In a foreshadowing of today’s #MeToo debates, Catharine MacKinnon questioned the distinction between heterosexual sex and rape. She claimed that “in the context of a patriarchal society, women cannot give informed consent.” As Daphne Patai, author of Heterophobia, argues, this represents an astonishing recapitulation of “traditional, pre-feminist stereotypes about men and women, according to which women have been socialized into passivity and weakness.” The upshot, lost on many of today’s feminists, is that “Men have freedom and responsibility but women have none.” Not for the first time we see a coincidence between the aims of radical feminism and more socially conservative moralists.

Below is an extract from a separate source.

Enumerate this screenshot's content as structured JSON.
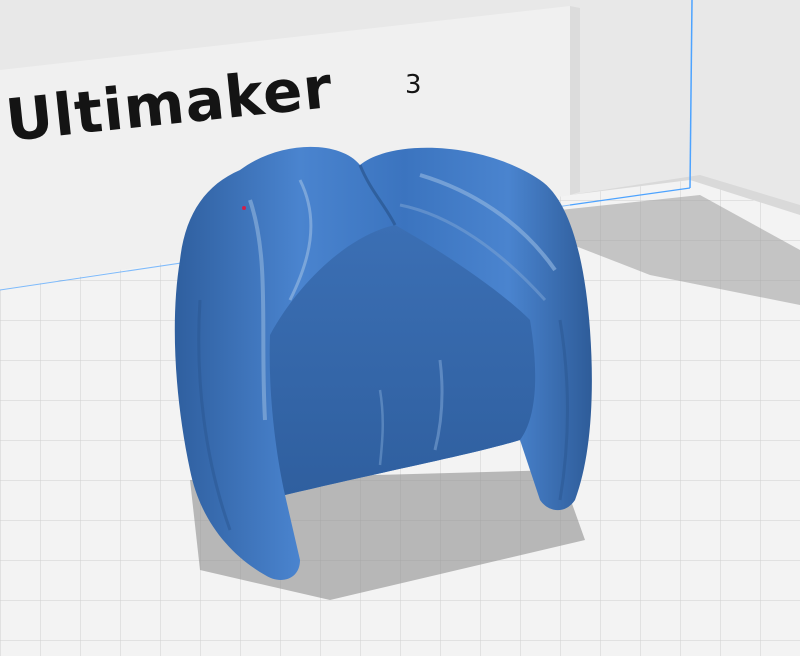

The era of sexual liberation proved to be short-lived. Almost 50 years on from the dawn of second-wave feminism and it seems that chaperones, curfews, and prudish sermons preaching a morally approved way to have sex are all back. Only this time they do not originate with religious conservatives or old-fashioned relatives but with feminists wearing “I heart consent” badges. New life is being breathed back into old ideas of sexually chaste and vulnerable women having to ward off predatory men at a time when women, especially those in wealthy, Western countries, have greater financial and legal independence than ever before. Yet this independence brings with it not just new power but also, it seems, new fear. The young women consigning themselves to their rooms after dark have been put there not by tyrannical fathers but by their own anxieties.

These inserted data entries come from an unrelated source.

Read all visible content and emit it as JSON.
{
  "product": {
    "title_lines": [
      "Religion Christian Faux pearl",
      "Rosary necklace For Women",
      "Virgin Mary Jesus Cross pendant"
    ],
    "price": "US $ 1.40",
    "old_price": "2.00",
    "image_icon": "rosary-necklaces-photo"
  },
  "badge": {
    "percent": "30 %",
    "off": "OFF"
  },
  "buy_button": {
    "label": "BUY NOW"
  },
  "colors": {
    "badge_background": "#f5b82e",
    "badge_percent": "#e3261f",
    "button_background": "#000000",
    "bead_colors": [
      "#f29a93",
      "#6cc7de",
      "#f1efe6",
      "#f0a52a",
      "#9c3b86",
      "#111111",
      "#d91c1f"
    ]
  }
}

Consent has become a focus for concern in a climate where not rape but Patai’s notion of “heterophobia” has become normalized. Mackinnon’s view—that sex is an exercise in power, a symbolic act of male domination that women have been conditioned to submit to as a result of having internalized society’s sexist and patriarchal norms—has moved from unorthodox to mainstream feminist thought. This narrative of oppression playing out through sex between domineering men and passive women is today reflected in the views of feminist journalists who decry the “cold sexual contempt” they see driving too many men. Donald Trump, with his throwaway remarks about “grabbing women by the pussy,” is portrayed as the embodiment of male entitlement to female bodies.

The assumption that all men are potential rapists is premised on disdain for women as much as men. Women are presented entirely passively; sex happens to them, it’s something they are forced to endure and cannot enjoy. The idea of women desiring, even actively pursuing, sexual encounters with men on their own terms is anathema to the heterophobes. The popularity of erotica such as Fifty Shades of Greysuggests that, to the disdain of feminists, for a significant number of women being sexually dominated is a fantasy, not an opportunity for political protest. That men and women not only have sex but enjoy it is a threat to feminists who see sex as confirming and reinforcing outdated gender roles. It challenges their disregard for biology and their belief that both gender and sexuality are merely social constructs.

 

When women, especially younger women today, are equal to men in every meaningful regard, feminism becomes reinvented as distinctly values-laden and moralistic. Its primary concern is to modify the behavior of men and women who fall foul of feminist-approved ways for people to interact, speak, and even, it seems, think. The fun and feistiness of yesteryear’s “girl power” has been replaced by an authoritarian exercise in policing language, attitudes, and behavior. Enforcing a feminist etiquette comes at the expense of our freedom and independence. Women should think very carefully before declaring #MeToo.